L’histoire avec des pincettes


Economie


22 juillet 2022

L’edito hebdo de Jean-Michel Chevalier pour ne pas oublier !

Comme une bombe à retardement, des propos tenus en 2013 par Caroline Cayeux en plein débat sur le mariage pour tous lui reviennent aujourd’hui en pleine face. Un passé qui ne passe décidément pas dans une partie de l’opinion, nonobstant le mea culpa public de la ministre des collectivités territoriales envers "ces gens là", expression malheureuse désignant la communauté LGBT.
En plein Tour de France, son rétropédalage sur des propos "stupides" et "maladroits" selon sa propre expression n’ont pas convaincu. Car la virulence de ses déclarations d’origine traduisaient, à l’époque du moins, une conviction profonde que de plates excuses ne sont pas suffisantes à effacer. Leur formulation abrupte fait douter aujourd’hui de la sincérité d’un repentir exprimé sous la pression.
Même au sein du gouvernement, on ne se bouscule pas trop pour voler au secours d’une collègue devenue encombrante et symbolisant l’opposé des valeurs d’ouverture et de tolérance revendiquées par la majorité. Au micro de RTL, Bruno Le Maire a d’ailleurs reconnu que les interventions passées de Mme Cayeux "remettaient en cause un droit pour lequel personnellement, je me suis battu. (...) On doit mettre au cœur du débat politique le principe de l’égalité des droits ".
Si cela ne ressemble pas au baiser de Judas...

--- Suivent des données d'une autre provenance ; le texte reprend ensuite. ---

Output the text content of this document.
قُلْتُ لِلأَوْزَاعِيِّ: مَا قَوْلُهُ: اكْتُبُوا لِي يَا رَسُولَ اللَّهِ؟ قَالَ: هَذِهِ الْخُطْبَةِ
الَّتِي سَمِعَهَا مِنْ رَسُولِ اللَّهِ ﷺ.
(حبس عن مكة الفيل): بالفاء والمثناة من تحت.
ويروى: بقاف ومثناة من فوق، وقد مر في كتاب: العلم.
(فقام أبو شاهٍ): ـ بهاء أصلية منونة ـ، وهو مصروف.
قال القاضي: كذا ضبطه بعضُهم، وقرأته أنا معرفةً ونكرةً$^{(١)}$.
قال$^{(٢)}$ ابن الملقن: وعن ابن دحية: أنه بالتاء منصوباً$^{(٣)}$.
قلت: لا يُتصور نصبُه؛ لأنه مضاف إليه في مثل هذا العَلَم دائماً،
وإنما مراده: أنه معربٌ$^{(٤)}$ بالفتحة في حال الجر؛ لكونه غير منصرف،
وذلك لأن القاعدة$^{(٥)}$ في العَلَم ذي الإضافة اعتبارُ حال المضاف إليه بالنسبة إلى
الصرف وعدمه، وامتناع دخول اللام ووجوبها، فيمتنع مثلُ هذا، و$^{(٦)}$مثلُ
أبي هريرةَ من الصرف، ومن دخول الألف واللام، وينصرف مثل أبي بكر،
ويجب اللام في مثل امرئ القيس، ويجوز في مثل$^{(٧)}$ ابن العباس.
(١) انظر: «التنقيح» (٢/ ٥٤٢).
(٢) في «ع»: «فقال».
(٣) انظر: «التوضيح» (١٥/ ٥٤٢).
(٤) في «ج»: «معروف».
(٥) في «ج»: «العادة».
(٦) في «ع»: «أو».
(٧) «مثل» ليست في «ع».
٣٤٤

Dans l’histoire de France, le cas de Pétain se doit toujours d’être manié avec des pincettes, même si les "choix funestes" qu’il fit pendant la seconde guerre mondiale après avoir été un "grand soldat" de la première l’emportent à l’heure du bilan. Outre la peine de mort (ensuite commuée en prison à vie en raison de son grand âge), il fut aussi sanctionné de l’indignité nationale en août 1945 après trois semaines de procès et sept heures de délibération. Peu suspect de collaboration, le général de Gaulle fit fleurir sa tombe le 11 novembre 1968 pour le 50ème anniversaire de l’Armistice. Georges Pompidou fit de même en 1973, avec cette circonstance particulière que le cercueil de Pétain fut à cette époque kidnappé par des partisans de Vichy qui voulurent l’inhumer dans l’Ossuaire de Douaumont. Valéry Giscard d’Estaing en 1978, puis François Mitterand de 1986 à 1992 firent aussi fleurir la tombe du défenseur de Verdun. Même si ces "hommages" d’anciens présidents de la République alors en exercice à un "grand soldat" ont provoqué un certain malaise, il ne s’est trouvé personne à l’époque, et pour cause, pour twitter à la va-vite une formule choc et forcément réductrice, davantage destinée à faire le buzz qu’à apporter un éclairage historique.
Le 16 juillet 1995, peu après son élection, Jacques Chirac prononça un discours qui fit date en admettant officiellement à l’occasion de la commémoration de la rafle du Vel d’Hiv la responsabilité de la France dans la déportation et l’extermination de Juifs pendant la seconde Guerre mondiale.
Il fallait aussi que cela fut rappelé.